The incident was sparked by British fishermen legally taking scallops from an area just outside of French waters. The French fishermen claimed that the British fishermen were “pillaging” scallop stocks, but Mike Park, chief executive of the Scottish White Fish Producers Association, told the BBC:

[The fishermen are] fully entitled to be there. UK vessels can enter that French zone, it’s not illegal.

Following the incident Barrie Deas, the chief executive of the UK’s National Federation of Fishermen’s Organisations, said to the BBC that that the issue should be resolved by “talking around the table, not on the high seas where people could be hurt.” However, he also said that the issue had been raised with the government and that British fishermen in the area would be asking for protection for British vessels which were “fishing legitimately.”

The Guardian reported that Normany fishermen’s chief Dimitri Rogoff said that the British treated the Bay of Seine scallop stocks like an “open bar” adding “they fish when they want, where they want, and as much as they want.” In the same Guardian article Mr Rogoff also said that English, Scottish and Irish boats had increased their scallop catches in recent years and that British boats were much larger than French boats and used industrial methods such as dredging and freezing catches on board, unlike the French vessels which used more low-impact methods to take scallops.

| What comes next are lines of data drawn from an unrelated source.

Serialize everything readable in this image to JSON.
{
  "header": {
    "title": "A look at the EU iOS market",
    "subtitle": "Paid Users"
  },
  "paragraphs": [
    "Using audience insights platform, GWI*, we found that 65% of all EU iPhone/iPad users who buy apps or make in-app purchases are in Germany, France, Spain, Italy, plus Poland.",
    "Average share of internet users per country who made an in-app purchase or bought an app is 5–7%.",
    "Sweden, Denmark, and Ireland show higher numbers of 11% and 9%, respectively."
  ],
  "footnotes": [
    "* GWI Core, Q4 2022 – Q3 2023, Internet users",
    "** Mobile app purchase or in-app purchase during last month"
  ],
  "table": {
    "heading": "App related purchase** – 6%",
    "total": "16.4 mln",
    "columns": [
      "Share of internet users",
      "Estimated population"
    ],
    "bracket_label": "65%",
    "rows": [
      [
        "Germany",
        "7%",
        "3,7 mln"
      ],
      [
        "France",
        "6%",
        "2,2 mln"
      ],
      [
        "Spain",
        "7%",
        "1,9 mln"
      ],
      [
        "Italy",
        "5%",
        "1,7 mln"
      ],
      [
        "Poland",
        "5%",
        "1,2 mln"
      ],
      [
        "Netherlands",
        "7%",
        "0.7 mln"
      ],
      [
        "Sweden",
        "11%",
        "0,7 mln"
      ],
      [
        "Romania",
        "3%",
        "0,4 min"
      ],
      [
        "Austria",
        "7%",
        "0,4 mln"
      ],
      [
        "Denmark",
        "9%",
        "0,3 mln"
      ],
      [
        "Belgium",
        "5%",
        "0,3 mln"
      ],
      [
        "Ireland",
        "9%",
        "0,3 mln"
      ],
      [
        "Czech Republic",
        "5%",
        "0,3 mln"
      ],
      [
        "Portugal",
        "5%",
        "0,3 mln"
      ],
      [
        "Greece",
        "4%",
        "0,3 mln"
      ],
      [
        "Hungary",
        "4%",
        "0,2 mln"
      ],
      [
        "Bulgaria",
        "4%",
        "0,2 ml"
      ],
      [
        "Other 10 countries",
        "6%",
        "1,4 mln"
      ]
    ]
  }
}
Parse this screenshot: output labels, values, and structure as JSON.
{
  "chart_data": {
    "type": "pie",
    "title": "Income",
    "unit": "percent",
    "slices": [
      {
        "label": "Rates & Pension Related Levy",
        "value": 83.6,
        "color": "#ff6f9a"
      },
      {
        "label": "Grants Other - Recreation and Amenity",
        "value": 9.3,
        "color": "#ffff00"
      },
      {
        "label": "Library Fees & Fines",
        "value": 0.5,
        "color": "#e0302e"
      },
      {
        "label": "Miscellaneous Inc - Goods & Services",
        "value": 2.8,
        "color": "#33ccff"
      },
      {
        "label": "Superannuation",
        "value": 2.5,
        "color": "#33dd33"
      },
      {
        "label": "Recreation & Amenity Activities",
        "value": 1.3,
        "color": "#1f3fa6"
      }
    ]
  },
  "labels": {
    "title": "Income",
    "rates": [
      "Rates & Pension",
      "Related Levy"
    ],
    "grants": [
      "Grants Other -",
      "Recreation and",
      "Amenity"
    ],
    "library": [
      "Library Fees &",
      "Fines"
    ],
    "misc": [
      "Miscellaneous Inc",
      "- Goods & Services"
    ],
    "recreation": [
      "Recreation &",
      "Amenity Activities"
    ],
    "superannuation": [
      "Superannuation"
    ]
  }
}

Both of these issues had played a role in reigniting the conflict over scallops, according to Mr Rogoff.

Future Issues

The Scallop Conflict shows the ways in which European nations can come into conflict over the rights to fish in waters which because of the European Union’s Common Fisheries Policy are shared between different nations. It is easy to see both sides of the argument – British fishermen were doing nothing illegal by dredging for scallops fifteen miles off the coast of France, but the outrage of the French fishermen is understandable when seeing scallop beds on the edge of their waters which they are working to conserve being depleted.

For the French fishermen the reality is that the current regulations mean that British fishermen are doing nothing wrong and the French only have the legal authority to police fishing within twelve miles of the French coastline. Beyond this point EU and Common Fisheries Policy regulations apply and as long as British fishermen are observing these (and there is absolutely no evidence that they are not) then the British fishermen have every right to take scallops from this area and the French have no legal right to attempt to stop them.

Britain’s proposed exit from the EU may offer some way of ending the conflict. French fishermen have welcomed a no deal Brexit as that will mean that British scallop boats will be treated as a third party and would have no right to enter the zone in the Bay of Seine which is the source of the current conflict. However, pro-Brexit fishing organisation Fishing for Leave has pointed out that a huge proportion of the French fishing industries catch comes from Britian’s territorial waters which they would be banned from fishing in if the UK leaves the European Union without a deal.

This article was originally written in 2013 and updated in 2018. Further updates will be added as further developments take place.